You need a hat. Get a beanie with two propellers on top that you can get going in opposite directions by flipping your lips with your finger, if your head is like wooden, which it is.
Enjoyed talking to you, you narrow-minded, anti-intellectual cretin with boot marked tongue.
I don’t think you’re trying hard enough, david.
Will not feed troll further.
“Education is not, and should not be, the core mission of the university.
The core mission of the university is scholarship.”
Historical note: It has not always been thus. In the past, universities were student centered and run. The watershed year was 1848. Now most undergraduates are minors, with limited rights.
The concept of the university is not set in stone.
Ha, I laughed and well said. What impelled me was I looked at Lorax’s website link-blog which he has written in corporate speak, and where he has posed himself in noodle wrist. I read the site carefully and found it disgusting, by its naivety and bullshit writing by a supposed professor. If I offended others please just blow it off. Visit his site and decide for yourself.

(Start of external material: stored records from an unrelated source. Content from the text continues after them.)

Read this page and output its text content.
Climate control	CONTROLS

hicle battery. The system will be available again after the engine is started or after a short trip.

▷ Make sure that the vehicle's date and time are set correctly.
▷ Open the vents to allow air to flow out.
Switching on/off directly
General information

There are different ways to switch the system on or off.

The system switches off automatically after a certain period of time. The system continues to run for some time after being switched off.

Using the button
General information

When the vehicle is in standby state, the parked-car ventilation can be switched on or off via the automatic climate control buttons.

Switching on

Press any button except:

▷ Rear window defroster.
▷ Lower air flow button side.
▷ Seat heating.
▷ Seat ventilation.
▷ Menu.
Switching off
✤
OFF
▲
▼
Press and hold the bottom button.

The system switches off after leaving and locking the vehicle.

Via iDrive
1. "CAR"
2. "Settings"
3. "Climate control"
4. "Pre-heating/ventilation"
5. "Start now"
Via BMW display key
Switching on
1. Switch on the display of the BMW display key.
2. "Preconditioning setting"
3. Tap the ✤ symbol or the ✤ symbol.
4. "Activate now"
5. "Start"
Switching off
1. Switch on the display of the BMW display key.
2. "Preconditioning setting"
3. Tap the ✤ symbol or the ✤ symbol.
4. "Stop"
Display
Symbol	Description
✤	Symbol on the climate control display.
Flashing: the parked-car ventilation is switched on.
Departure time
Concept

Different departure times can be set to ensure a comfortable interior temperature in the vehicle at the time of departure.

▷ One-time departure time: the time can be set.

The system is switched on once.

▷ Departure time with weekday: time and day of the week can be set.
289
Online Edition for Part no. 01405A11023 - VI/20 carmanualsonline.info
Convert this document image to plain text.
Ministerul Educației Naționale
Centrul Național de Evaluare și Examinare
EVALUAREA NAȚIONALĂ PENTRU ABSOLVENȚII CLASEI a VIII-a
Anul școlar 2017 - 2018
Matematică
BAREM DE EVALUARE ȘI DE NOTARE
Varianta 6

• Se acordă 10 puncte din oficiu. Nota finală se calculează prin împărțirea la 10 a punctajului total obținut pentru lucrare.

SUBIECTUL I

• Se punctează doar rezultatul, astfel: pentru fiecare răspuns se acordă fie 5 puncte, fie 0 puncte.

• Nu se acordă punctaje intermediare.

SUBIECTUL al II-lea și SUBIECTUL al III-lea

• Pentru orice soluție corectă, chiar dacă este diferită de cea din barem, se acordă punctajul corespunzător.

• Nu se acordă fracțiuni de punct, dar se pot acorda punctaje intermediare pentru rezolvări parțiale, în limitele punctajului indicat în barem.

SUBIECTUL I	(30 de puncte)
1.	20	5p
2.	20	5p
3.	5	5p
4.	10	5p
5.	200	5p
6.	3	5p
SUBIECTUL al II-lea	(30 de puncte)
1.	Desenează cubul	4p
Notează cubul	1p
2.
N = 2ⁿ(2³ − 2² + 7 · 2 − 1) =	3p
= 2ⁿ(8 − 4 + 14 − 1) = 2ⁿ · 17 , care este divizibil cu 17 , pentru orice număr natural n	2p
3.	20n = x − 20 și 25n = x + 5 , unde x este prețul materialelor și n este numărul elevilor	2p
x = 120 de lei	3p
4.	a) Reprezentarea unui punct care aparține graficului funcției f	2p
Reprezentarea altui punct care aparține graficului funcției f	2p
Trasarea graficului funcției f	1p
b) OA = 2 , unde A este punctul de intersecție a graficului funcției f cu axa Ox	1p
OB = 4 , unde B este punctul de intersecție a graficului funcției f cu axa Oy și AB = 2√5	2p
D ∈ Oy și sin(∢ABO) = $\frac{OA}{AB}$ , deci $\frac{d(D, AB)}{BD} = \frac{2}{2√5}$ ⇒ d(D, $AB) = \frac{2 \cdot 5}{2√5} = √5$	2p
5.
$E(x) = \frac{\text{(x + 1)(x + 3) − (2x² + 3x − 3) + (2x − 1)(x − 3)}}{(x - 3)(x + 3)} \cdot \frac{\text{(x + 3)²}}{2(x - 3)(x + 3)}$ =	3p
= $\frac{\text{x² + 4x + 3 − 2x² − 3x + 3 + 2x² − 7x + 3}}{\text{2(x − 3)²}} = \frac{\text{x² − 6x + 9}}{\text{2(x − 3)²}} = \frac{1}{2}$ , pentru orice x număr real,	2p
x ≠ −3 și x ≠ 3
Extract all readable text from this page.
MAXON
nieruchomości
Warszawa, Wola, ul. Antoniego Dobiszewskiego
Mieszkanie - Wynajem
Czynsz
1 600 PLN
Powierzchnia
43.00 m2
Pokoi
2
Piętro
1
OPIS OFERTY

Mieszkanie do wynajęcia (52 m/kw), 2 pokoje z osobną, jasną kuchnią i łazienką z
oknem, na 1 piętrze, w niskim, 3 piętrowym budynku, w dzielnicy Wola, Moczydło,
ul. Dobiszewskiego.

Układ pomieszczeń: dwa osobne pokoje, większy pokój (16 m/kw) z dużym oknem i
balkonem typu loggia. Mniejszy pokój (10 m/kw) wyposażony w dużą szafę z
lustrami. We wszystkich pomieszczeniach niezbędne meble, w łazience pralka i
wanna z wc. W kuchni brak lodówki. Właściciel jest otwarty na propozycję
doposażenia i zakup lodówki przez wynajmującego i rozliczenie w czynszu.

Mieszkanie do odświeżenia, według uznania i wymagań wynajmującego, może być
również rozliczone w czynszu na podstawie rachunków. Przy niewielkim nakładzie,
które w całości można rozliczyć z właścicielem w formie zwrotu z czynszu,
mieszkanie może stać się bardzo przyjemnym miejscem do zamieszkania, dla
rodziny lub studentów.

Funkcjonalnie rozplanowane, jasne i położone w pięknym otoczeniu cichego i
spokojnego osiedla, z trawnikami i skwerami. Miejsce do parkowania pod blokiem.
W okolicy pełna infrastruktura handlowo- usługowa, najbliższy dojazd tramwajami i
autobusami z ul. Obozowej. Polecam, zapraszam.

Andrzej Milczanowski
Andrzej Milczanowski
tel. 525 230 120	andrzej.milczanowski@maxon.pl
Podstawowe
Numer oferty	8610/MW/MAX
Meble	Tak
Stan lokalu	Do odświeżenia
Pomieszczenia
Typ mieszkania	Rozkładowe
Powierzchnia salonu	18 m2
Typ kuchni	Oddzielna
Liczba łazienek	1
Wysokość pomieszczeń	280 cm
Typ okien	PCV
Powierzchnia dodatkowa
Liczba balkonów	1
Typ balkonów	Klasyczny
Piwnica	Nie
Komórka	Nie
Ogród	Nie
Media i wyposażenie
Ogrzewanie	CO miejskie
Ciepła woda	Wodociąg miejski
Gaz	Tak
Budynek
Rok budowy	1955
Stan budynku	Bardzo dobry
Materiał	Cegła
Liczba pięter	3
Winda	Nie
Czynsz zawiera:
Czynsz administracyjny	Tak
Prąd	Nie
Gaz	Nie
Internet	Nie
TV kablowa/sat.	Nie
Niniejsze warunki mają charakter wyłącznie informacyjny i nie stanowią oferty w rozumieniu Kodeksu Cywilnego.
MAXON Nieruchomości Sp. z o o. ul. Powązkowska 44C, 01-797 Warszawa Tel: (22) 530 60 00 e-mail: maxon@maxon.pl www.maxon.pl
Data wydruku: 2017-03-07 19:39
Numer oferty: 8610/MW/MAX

Lorax’s website is called the Interface of Science and Education. And where are these entities and what happened to Science Education in U’s? He has as much as admitted he has not read Thomas Henry Huxley’s Science and Education. That would be like an evolutionary biologist having never read the Origin. Lorax is ignorant as alleged, so to get out of some worthy work he wants to posit that because it’s old the issues discussed long ago are moot. He does not know what was said. I’ve referred everyone to specific works. Forget’em if you like, nothing to me.
His post was to the man, my replies same then.

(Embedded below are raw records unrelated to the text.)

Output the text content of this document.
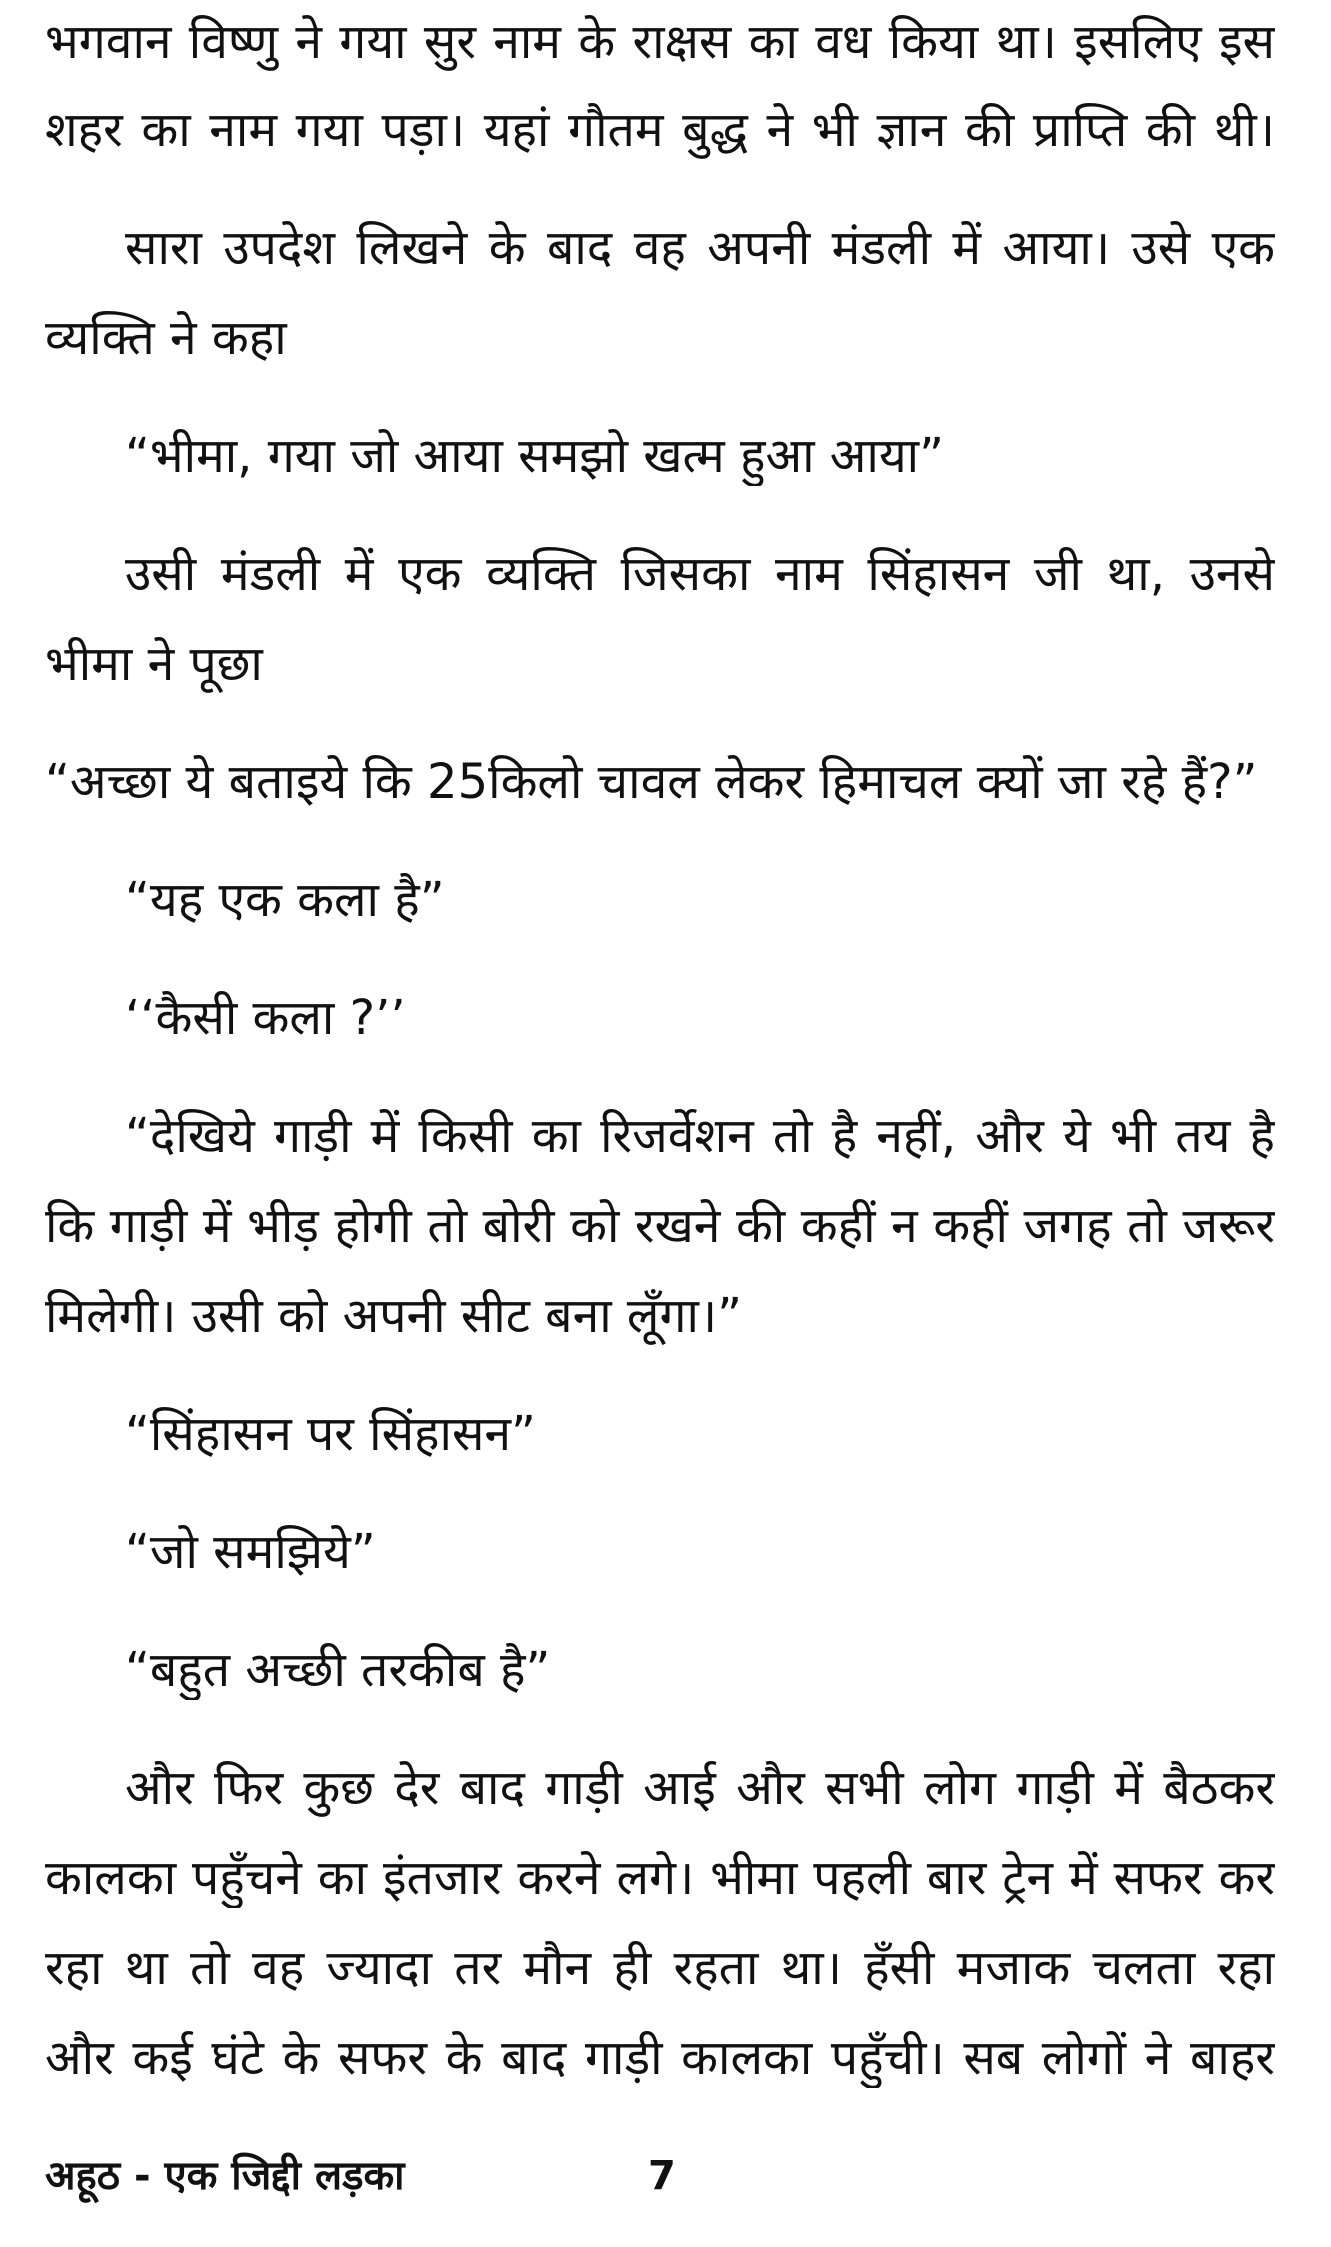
भगवान विष्णु ने गया सुर नाम के राक्षस का वध किया था। इसलिए इस
शहर का नाम गया पड़ा। यहां गौतम बुद्ध ने भी ज्ञान की प्राप्ति की थी।
सारा उपदेश लिखने के बाद वह अपनी मंडली में आया। उसे एक
व्यक्ति ने कहा
“भीमा, गया जो आया समझो खत्म हुआ आया”
उसी मंडली में एक व्यक्ति जिसका नाम सिंहासन जी था, उनसे
भीमा ने पूछा
“अच्छा ये बताइये कि 25किलो चावल लेकर हिमाचल क्यों जा रहे हैं?”
“यह एक कला है”
‘‘कैसी कला ?’’
“देखिये गाड़ी में किसी का रिजर्वेशन तो है नहीं, और ये भी तय है
कि गाड़ी में भीड़ होगी तो बोरी को रखने की कहीं न कहीं जगह तो जरूर
मिलेगी। उसी को अपनी सीट बना लूँगा।”
“सिंहासन पर सिंहासन”
“जो समझिये”
“बहुत अच्छी तरकीब है”
और फिर कुछ देर बाद गाड़ी आई और सभी लोग गाड़ी में बैठकर
कालका पहुँचने का इंतजार करने लगे। भीमा पहली बार ट्रेन में सफर कर
रहा था तो वह ज्यादा तर मौन ही रहता था। हँसी मजाक चलता रहा
और कई घंटे के सफर के बाद गाड़ी कालका पहुँची। सब लोगों ने बाहर
अहूठ - एक जिद्दी लड़का	7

David aka troll (and I apologize for feeding it),
You are of course entitled to your (anonymous and unsupported) opinions and I will not waste any time trying to discuss anything else with you.
But for the others here that don’t obey your requests to check out my blog (and thanks for any traffic you send my way), I just want to say david is either a fucking liar, a moron, or possibly both. My webiste is not called the Interface of Science and Education, it’s called Angry by Choice (you can find that out by putting your mouse over my screen name without even clicking the link). Even the short description says “Discussions on the interface between Science and Society, Politics, Religion, Life, and whatever else I decide to write about.”
I may be ignorant, but I will bask in the glory of not being an illiterate puke.
I’d reframe that to say that education is A core mission of the university, in addition to the creation and criticism of knowledge.
Surely you are aware that without education, the university would die out in a handful of generations because we’re all carbon-based.
“The core mission of the university is scholarship” ,bunk , The university mission is in theory to advance consensus knowledge. While in actuality it is the accepted method to defer participating in the rigor of life’s realities by delving into their theoretical aspects. Those who can, do and those with a propensity for indolence and/or avoidance, ride the gravy train of higher education, paraphrasing Kant Experience without theory is blind, but theory without experience is mere pretend intellect. Imitation like biological cloning creates a declining impetus where the maladies of age come sooner than later, a copy of a copy of a copy. Now this situation is ok if your intent is to create replacement parts, but not if the goal is to ameliorate knowledge.
The criterion for graduated degrees in higher education are a higher then average ability to read, write and obsequiously parrot the preconceived. This combination of attributes are not conducive to creative thinking, quite the contrary, as Kant so aptly put it “I had therefore to remove knowledge, in order to make room for belief ” . This is why the university mission to further consensus knowledge is intertwined with academia. The antagonistic perspectives and obvious questions of youth also serve as pathways to insight, while research lends credence to the sellable public illusion that academia has the ability to create superior intellect.